Spinal Cord Stimulation or Neuromodulation
Treatment of chronic pain using Spinal Cord Stimulation (SCS) is on the forefront of interventional pain management techniques. Spinal cord stimulation uses low voltage stimulation of the spinal nerves to block the feeling of pain. It helps you to better manage your pain and potentially decrease the amount of pain medication. It may be an option if you have long-term (chronic) leg or arm pain, and have not found relief through traditional methods. A small battery-powered generator implanted in the body transmits an electrical current to your spinal cord. The result is a tingling sensation instead of pain. By interrupting pain signals, the procedure has shown success in returning some people to a more active lifestyle.
What is a spinal cord stimulator?
A spinal cord stimulator (SCS), also known as a dorsal column stimulator, is a device surgically placed under your skin to send a mild electric current to your spinal cord (Fig. 1). A small wire carries the current from a pulse generator to the nerve fibers of the spinal cord. When turned on, the stimulation feels like a mild tingling in the area where pain is felt. Your pain is reduced because the electrical current interrupts the pain signal from reaching your brain.

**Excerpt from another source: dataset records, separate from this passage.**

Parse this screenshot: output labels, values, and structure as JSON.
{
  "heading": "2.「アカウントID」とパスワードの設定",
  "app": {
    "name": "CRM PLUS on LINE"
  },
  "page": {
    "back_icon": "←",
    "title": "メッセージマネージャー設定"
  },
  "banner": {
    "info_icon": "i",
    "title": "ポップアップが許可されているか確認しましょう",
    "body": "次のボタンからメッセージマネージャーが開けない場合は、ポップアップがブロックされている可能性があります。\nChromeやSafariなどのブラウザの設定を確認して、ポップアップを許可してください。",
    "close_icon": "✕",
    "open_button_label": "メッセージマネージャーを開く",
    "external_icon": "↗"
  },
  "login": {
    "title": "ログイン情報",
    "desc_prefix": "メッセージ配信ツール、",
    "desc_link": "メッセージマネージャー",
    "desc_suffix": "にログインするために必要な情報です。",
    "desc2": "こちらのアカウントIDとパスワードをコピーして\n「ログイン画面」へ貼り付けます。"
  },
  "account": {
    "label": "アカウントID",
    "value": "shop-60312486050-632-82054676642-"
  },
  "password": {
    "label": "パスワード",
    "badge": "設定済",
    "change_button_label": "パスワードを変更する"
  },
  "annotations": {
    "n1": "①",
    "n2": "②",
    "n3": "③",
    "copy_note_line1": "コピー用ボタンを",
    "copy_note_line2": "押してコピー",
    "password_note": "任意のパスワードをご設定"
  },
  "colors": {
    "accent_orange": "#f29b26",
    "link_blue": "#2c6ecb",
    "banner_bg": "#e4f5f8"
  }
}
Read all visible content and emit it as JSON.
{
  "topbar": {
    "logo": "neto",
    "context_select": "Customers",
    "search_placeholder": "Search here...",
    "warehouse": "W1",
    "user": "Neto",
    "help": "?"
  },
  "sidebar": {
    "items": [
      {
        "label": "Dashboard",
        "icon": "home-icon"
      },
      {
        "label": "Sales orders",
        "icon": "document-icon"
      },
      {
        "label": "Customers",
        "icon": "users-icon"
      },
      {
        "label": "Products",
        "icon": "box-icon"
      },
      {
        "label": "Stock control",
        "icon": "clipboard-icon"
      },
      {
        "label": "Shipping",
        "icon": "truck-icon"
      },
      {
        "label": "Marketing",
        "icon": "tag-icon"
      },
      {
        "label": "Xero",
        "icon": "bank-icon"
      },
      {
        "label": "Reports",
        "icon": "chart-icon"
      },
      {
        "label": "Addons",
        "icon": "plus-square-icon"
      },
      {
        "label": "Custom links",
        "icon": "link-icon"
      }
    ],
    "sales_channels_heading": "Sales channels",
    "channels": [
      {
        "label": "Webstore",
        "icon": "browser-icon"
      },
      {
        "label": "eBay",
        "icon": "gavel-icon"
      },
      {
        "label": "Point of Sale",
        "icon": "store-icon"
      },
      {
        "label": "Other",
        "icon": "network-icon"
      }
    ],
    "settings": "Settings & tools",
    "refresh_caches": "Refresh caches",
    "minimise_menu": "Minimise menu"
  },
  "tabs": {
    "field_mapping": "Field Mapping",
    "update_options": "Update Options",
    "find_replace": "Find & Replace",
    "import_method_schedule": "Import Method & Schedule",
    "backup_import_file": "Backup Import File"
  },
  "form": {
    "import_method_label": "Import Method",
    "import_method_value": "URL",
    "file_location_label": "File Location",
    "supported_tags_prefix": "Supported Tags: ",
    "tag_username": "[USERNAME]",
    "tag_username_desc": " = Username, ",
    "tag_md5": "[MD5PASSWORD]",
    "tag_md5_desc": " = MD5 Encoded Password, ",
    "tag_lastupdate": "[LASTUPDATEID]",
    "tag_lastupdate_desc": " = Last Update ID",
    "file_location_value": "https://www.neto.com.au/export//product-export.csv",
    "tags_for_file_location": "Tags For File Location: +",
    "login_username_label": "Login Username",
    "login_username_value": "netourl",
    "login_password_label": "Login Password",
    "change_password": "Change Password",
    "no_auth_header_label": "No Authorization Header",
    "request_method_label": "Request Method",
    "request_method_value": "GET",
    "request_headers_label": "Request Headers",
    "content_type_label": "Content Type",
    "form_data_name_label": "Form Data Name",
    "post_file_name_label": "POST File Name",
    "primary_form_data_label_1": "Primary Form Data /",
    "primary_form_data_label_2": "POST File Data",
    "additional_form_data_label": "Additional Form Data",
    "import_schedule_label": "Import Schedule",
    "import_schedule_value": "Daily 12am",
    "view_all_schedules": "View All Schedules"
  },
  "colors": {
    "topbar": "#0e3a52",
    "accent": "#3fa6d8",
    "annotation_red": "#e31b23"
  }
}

Patients selected for this procedure usually have had a disability for more than 12 months and have pain in their lower back and leg (sciatica). They’ve typically had one or more failed spinal surgeries.
You may be a candidate for SCS if you meet the following criteria:
- Conservative therapies have failed
- Your source of pain has been verified
- You would not benefit from additional surgery
- You are not seriously dependent on pain medication or other drugs
- You do not have depression or other psychiatric conditions that contribute to your pain
- You have no medical conditions that would keep you from undergoing implantation
- You have had a successful trial stimulation
An SCS can help lessen chronic pain caused by:
- Chronic leg (sciatica) or arm pain: ongoing, persistent pain caused by degenerative conditions like arthritis or spinal stenosis, or from nerve damage.

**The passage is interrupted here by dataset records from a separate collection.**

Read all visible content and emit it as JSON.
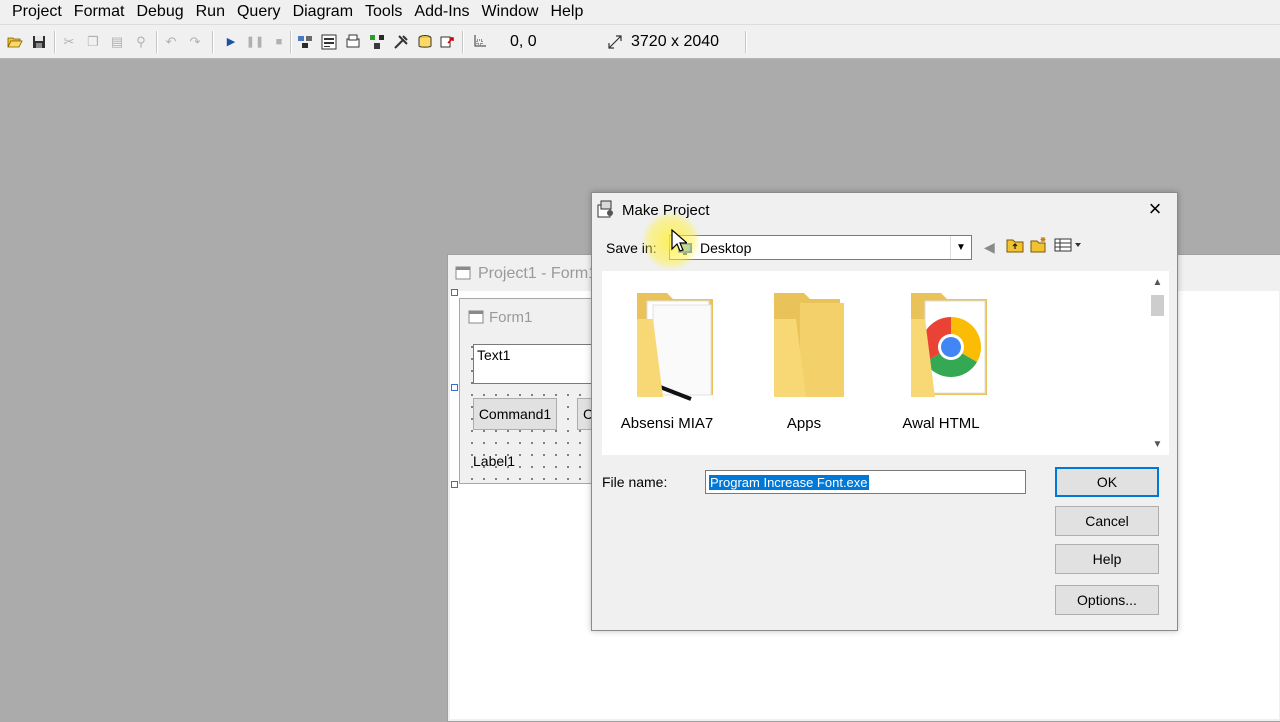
{
  "menu": {
    "items": [
      "Project",
      "Format",
      "Debug",
      "Run",
      "Query",
      "Diagram",
      "Tools",
      "Add-Ins",
      "Window",
      "Help"
    ]
  },
  "toolbar": {
    "position": "0, 0",
    "size": "3720 x 2040"
  },
  "project_window": {
    "title": "Project1 - Form1"
  },
  "form": {
    "title": "Form1",
    "textbox_value": "Text1",
    "command1_label": "Command1",
    "command2_label": "C",
    "label_text": "Label1"
  },
  "dialog": {
    "title": "Make Project",
    "save_in_label": "Save in:",
    "save_in_value": "Desktop",
    "folders": [
      "Absensi MIA7",
      "Apps",
      "Awal HTML"
    ],
    "file_name_label": "File name:",
    "file_name_value": "Program Increase Font.exe",
    "buttons": {
      "ok": "OK",
      "cancel": "Cancel",
      "help": "Help",
      "options": "Options..."
    }
  },
  "colors": {
    "selection": "#0078d7",
    "folder": "#f8d775",
    "workspace": "#ababab"
  }
}
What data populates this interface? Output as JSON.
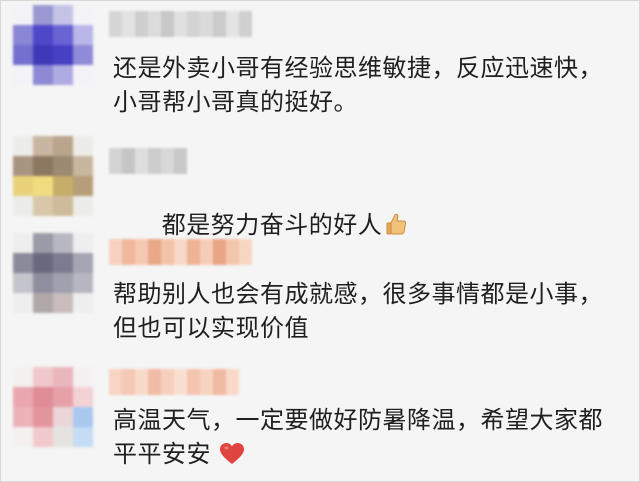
{
  "comments": [
    {
      "text": "还是外卖小哥有经验思维敏捷，反应迅速快，\n小哥帮小哥真的挺好。",
      "emoji": ""
    },
    {
      "text": "都是努力奋斗的好人",
      "emoji": "thumbs-up-icon"
    },
    {
      "text": "帮助别人也会有成就感，很多事情都是小事，\n但也可以实现价值",
      "emoji": ""
    },
    {
      "text": "高温天气，一定要做好防暑降温，希望大家都\n平平安安",
      "emoji": "heart-icon"
    }
  ],
  "colors": {
    "background": "#f5f5f5",
    "text": "#1f1f1f",
    "heart": "#e0443e",
    "thumb": "#f2c27a"
  }
}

- Failed back surgery syndrome: failure of one or more surgeries to control persistent leg pain (sciatica), but not technical failure of the original procedure.

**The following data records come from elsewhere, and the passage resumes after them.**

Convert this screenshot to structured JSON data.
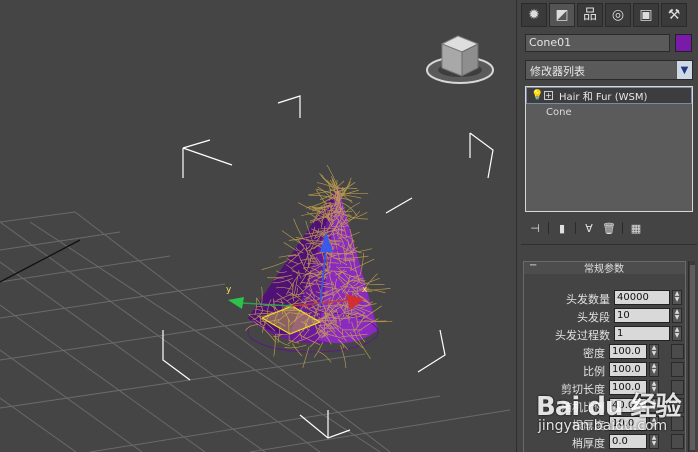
{
  "viewport": {
    "axis_labels": {
      "y": "y",
      "x": "x"
    }
  },
  "command_panel": {
    "tabs": [
      {
        "icon": "sun-icon",
        "glyph": "✹"
      },
      {
        "icon": "modify-icon",
        "glyph": "◩"
      },
      {
        "icon": "hierarchy-icon",
        "glyph": "品"
      },
      {
        "icon": "motion-icon",
        "glyph": "◎"
      },
      {
        "icon": "display-icon",
        "glyph": "▣"
      },
      {
        "icon": "utilities-icon",
        "glyph": "⚒"
      }
    ],
    "object_name": "Cone01",
    "object_color": "#7a1aa8",
    "modifier_list_label": "修改器列表",
    "stack": [
      {
        "label": "Hair 和 Fur (WSM)",
        "selected": true
      },
      {
        "label": "Cone",
        "selected": false
      }
    ],
    "stack_buttons": [
      {
        "icon": "pin-stack-icon",
        "glyph": "⊣"
      },
      {
        "icon": "show-end-result-icon",
        "glyph": "▮"
      },
      {
        "icon": "make-unique-icon",
        "glyph": "∀"
      },
      {
        "icon": "remove-modifier-icon",
        "glyph": "🗑"
      },
      {
        "icon": "configure-sets-icon",
        "glyph": "▦"
      }
    ],
    "rollout": {
      "title": "常规参数",
      "collapse_glyph": "−",
      "params": [
        {
          "label": "头发数量",
          "value": "40000"
        },
        {
          "label": "头发段",
          "value": "10"
        },
        {
          "label": "头发过程数",
          "value": "1"
        },
        {
          "label": "密度",
          "value": "100.0"
        },
        {
          "label": "比例",
          "value": "100.0"
        },
        {
          "label": "剪切长度",
          "value": "100.0"
        },
        {
          "label": "随机比例",
          "value": "40.0"
        },
        {
          "label": "根厚度",
          "value": "10.0"
        },
        {
          "label": "梢厚度",
          "value": "0.0"
        }
      ]
    }
  },
  "watermark": {
    "logo": "Bai du 经验",
    "url": "jingyan.baidu.com"
  }
}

- Complex regional pain syndrome (CRPS): a progressive disease of the nervous system in which patients feel constant chronic burning pain, typically in the foot or the hand. Formerly called reflex sympathetic dystrophy (RSD).
- Arachnoiditis: painful inflammation and scarring of the meninges (protective layers) of the spinal nerves.
- Other: stump pain, angina, peripheral vascular disease, multiple sclerosis, spinal cord injury.
If your pain is caused by a correctable condition, then this must be fixed first. You cannot have a Spinal Cord Stimulator if you have a cardiac pacemaker.